Service is an integral part of Catholic school culture. Students of all age levels are asked to complete service projects, from canned food and clothing drives to site visits at nursing homes and shelters. Catholic schools believe that service projects instill important qualities in students—including social responsibility, leadership, and compassion. Service is a large part of the Catholic identity and plays an important role in all Catholic schools from grade school through college.

3. Academics

Statistics show that Catholic schools excel in the academic arena. Data from the National Center for Educational Statistics published in 2021 found that Catholic grade school students outperformed public school students in math, science, and reading.
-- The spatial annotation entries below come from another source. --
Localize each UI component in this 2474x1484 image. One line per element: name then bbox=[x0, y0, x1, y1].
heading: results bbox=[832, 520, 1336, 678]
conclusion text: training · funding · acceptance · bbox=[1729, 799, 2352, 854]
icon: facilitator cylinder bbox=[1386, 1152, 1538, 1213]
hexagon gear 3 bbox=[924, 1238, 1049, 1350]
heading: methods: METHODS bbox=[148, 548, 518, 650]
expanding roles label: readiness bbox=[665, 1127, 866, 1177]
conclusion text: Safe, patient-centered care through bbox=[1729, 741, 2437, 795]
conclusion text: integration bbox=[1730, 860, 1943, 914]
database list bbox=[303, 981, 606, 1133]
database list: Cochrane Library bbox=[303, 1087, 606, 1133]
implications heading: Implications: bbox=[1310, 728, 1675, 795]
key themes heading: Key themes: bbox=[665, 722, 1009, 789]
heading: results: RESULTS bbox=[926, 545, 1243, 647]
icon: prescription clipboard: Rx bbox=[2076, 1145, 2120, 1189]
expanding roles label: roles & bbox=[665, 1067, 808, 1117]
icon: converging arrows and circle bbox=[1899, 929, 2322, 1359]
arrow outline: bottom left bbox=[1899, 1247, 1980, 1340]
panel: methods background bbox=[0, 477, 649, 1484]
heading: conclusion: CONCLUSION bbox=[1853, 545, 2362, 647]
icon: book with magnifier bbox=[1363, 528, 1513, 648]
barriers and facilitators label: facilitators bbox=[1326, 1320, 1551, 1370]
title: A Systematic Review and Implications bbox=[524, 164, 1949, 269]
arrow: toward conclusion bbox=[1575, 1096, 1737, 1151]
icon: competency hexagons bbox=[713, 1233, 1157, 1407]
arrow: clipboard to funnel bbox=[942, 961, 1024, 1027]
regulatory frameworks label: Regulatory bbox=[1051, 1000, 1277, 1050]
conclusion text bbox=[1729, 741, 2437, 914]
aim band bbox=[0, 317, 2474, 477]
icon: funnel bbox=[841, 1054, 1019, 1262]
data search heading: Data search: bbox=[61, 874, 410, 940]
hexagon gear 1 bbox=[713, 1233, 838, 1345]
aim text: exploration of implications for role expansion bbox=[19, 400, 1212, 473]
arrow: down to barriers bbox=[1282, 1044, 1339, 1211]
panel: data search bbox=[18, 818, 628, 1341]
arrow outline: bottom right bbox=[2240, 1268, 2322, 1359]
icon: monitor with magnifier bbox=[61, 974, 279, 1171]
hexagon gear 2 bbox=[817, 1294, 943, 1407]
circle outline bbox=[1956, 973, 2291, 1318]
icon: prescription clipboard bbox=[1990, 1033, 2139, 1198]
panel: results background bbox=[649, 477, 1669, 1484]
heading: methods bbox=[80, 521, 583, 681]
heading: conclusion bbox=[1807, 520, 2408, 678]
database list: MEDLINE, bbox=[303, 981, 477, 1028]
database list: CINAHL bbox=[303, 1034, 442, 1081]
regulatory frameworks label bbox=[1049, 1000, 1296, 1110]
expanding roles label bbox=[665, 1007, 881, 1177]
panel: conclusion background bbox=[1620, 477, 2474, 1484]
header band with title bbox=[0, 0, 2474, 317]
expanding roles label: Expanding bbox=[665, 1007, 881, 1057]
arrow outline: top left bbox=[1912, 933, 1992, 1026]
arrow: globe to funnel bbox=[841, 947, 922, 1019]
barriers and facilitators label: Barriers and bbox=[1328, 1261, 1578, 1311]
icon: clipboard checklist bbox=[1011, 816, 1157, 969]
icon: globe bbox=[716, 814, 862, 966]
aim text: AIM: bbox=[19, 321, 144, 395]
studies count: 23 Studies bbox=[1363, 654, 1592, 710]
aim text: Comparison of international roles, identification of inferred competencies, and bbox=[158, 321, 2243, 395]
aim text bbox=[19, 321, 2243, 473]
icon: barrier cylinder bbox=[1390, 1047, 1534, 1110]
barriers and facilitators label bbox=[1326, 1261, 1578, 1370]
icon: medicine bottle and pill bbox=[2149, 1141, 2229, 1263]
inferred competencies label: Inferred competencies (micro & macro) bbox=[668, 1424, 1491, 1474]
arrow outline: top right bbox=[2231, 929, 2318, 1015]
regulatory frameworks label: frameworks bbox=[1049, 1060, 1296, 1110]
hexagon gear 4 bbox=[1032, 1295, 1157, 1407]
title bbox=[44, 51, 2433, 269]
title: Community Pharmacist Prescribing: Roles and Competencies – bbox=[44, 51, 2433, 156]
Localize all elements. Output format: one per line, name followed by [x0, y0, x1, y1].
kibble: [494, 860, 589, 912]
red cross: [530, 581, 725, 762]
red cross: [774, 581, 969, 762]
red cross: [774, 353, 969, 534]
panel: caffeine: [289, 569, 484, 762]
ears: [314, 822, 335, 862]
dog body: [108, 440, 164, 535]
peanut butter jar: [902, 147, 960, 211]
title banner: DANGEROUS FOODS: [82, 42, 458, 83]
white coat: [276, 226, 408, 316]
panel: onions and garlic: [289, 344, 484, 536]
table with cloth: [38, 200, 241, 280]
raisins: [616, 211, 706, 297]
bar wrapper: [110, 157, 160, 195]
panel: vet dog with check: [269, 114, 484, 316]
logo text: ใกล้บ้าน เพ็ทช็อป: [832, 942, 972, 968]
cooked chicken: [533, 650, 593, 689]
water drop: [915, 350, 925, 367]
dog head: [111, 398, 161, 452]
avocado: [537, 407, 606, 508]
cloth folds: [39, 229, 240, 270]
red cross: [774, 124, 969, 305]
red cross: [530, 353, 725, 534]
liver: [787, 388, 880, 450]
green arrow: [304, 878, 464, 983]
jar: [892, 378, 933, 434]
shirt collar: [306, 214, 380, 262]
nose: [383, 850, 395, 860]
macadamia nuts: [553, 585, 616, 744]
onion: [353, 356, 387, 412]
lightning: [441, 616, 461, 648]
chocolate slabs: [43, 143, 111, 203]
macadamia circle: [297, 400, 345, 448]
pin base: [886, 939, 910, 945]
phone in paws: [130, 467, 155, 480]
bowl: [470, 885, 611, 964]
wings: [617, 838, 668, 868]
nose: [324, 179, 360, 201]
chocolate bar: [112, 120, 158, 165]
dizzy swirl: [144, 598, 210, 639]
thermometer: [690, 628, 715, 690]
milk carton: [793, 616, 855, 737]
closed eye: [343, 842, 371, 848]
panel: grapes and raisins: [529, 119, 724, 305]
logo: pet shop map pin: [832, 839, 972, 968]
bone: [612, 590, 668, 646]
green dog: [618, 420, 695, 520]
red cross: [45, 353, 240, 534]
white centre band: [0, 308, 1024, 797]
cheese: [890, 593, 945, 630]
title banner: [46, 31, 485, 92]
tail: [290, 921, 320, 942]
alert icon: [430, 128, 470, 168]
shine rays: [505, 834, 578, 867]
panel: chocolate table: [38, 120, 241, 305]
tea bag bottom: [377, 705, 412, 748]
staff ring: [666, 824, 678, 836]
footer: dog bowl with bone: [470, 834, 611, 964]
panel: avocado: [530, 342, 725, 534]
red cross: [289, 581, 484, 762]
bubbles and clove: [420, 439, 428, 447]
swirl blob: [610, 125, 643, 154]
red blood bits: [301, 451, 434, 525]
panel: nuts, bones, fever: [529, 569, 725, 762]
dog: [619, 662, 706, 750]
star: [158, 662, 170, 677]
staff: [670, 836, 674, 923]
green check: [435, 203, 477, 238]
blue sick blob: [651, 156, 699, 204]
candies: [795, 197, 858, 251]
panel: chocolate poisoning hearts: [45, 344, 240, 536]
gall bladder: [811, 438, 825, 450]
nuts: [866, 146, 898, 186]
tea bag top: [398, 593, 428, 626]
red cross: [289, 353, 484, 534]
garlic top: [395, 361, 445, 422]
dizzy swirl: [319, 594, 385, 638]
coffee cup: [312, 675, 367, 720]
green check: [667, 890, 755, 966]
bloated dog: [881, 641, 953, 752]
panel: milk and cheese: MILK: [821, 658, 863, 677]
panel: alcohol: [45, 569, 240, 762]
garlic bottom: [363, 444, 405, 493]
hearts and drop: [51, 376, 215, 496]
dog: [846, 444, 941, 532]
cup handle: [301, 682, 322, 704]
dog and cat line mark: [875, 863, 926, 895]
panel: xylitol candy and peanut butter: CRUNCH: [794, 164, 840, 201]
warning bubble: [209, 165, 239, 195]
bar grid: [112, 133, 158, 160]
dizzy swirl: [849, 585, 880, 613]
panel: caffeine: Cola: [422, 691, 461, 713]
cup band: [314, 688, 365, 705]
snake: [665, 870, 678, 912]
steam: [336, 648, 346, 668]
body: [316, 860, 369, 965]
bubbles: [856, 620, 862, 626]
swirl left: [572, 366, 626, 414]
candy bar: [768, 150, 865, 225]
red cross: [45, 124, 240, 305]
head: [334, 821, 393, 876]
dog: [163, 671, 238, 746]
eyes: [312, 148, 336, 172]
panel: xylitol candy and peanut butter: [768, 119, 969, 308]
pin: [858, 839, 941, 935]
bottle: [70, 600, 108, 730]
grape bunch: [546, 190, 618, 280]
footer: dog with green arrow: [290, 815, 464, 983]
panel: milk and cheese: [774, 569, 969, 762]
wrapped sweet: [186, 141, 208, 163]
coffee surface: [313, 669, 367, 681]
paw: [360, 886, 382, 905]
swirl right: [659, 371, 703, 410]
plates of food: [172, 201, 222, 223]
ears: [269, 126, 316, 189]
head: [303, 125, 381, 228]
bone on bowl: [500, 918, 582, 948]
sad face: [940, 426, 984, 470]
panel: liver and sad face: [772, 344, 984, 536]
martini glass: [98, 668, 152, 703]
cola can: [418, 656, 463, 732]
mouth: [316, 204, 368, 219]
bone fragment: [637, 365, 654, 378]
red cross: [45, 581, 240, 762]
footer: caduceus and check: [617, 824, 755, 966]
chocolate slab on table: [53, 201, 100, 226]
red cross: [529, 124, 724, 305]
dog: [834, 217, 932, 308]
Catholic schools immerse students in rigorous academics from a young age, preparing them for high school and beyond. Nationwide, Catholic schools boast a 99% high school graduation rate, with 85% of high school graduates continuing on to four-year college after graduation.

4. Community

Catholic schools engender a strong sense of community. Many schools require parents to fulfill a certain number of service hours at school throughout the school year, keeping them involved in their child’s education. This also helps build a sense of community between the families, the school, and the students. Parents create relationships with the teachers and with each other, meaning there is always someone to provide help and encouragement if needed. Students and families alike thrive in this environment—it’s one of the big reasons families choose Catholic schools in the first place!

5. Tuition and admissions

Like all private schools, Catholic schools charge tuition to enrolled students. However, Catholic schools tend to have the lowest tuition rates among private schools. In 2021, the average tuition rate for private elementary schools was $7,630. For Catholic schools, the average tuition rate was only $4,840.

Furthermore, Catholic schools understand that not every family can afford to pay the full tuition rate. Tuition assistance programs offered by the schools or through nonprofits like the Fulcrum Foundation help families afford the cost of tuition. Fulcrum’s Tuition Assistance Program (TAP) serves families across Western Washington in 72 Catholic schools.